Catholic Medical Quarterly Volume 73(3) August 2023

Medicine : Restorative or Transformative - selected highlights from a talk by Dr Bernard Ars, president of the World Federation of Catholic Medical Associations (FIAMC)

Summerised by Dr Caroline Zdziarska

As we look towards our National Symposium in April -"Ethical Questions on AI in Healthcare", I think the above talk offers some valuable thoughts and principles on the theme of what we as Catholic doctors should do and .. not do. Dr Bernard Ars gave an introductory talk prior to the World Congress, Rome 2022 - Medicine: 'Restorative or Transformative. The mission of the Christian physician'. FIAMC comprises 80 medical associations worldwide including CMA UK, and is the only medical institution recognised by the Holy See.

There is no “Catholic” speciality of medicine, as with paediatrics, ophthalmology etc, but there are Catholics who practise medicine. These see their patients as a fruit of a Love that comes from God. With this perspective they discover in each person - and especially in the most fragile - that “foot­print” of God: the image and likeness of God. This is their foundation for an unconditional respect for the dignity of the person. From this perspective we sometimes observe that sadly Medicine is becoming dehumanised! Let’s now take a closer look at that word ‘dehumanised’.

In the concept of “human” there are two notions: first, that of being proper to Man - that view which places the human person above ALL other values: this is Christian humanism. And second, that of being full of empathy, identifying with the other in what he or she feels, being full of compassion, sensitive, understanding, benevolent: this is “humanitarianism”.

Both these notions are necessary in medicine. To repair in medicine means, according to this Christian humanism, to put back in good condition what has been deteriorated by a pathology or a trauma, respecting the life, the integrity and the dignity of the person. Repairing in medicine means repairing the whole body on a physical, psychological, relational and spiritual level, while conserving and respecting human nature, remaining at the service of the human being.

To transform in medicine, however, according to anti-humanism, means in this case trans-humanism, to transgress human nature, in all autonomy, for pleasure or adventure. It means, for example, to include the perception of infrasound in auditory implants, the perception of infrared in ocular implants; the re-programming of our normal ageing cells.

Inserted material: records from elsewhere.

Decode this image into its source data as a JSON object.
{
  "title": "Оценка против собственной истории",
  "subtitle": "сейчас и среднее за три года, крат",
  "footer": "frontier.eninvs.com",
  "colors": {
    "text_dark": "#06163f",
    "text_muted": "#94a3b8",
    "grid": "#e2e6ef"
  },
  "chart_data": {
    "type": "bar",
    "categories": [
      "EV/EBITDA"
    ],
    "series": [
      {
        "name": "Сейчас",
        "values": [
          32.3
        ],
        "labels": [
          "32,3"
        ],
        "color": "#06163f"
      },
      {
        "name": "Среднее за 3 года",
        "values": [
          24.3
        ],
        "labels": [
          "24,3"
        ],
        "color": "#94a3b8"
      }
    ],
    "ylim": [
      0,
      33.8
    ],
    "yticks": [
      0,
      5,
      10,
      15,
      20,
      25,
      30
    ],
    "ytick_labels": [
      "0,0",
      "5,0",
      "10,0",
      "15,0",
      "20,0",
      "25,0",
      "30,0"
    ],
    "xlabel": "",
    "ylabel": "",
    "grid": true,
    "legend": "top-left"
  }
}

This is no longer medicine at the service of the human being, to prevent or heal an illness or to heal it, to repair a trauma. Rather it is an instrumental way to satisfy one’s fantasies, to satisfy one’s desire to the fullest. Many acts of transformation of our body are technically possible, and it is today the absolute reign of autonomy, that says : “I do what I want, because I like it and I can do it”. Yet in reality the human being is a limited, finite being. This makes our humanity!

To accept our status of being limited, imperfect, incomplete, requires the presence of the other, and sometimes, of the very Other. And here lies the place of accompaniment and particularly for us, doctors, Catholic doctors, accompaniment through care. - spoken in French with English subtitles.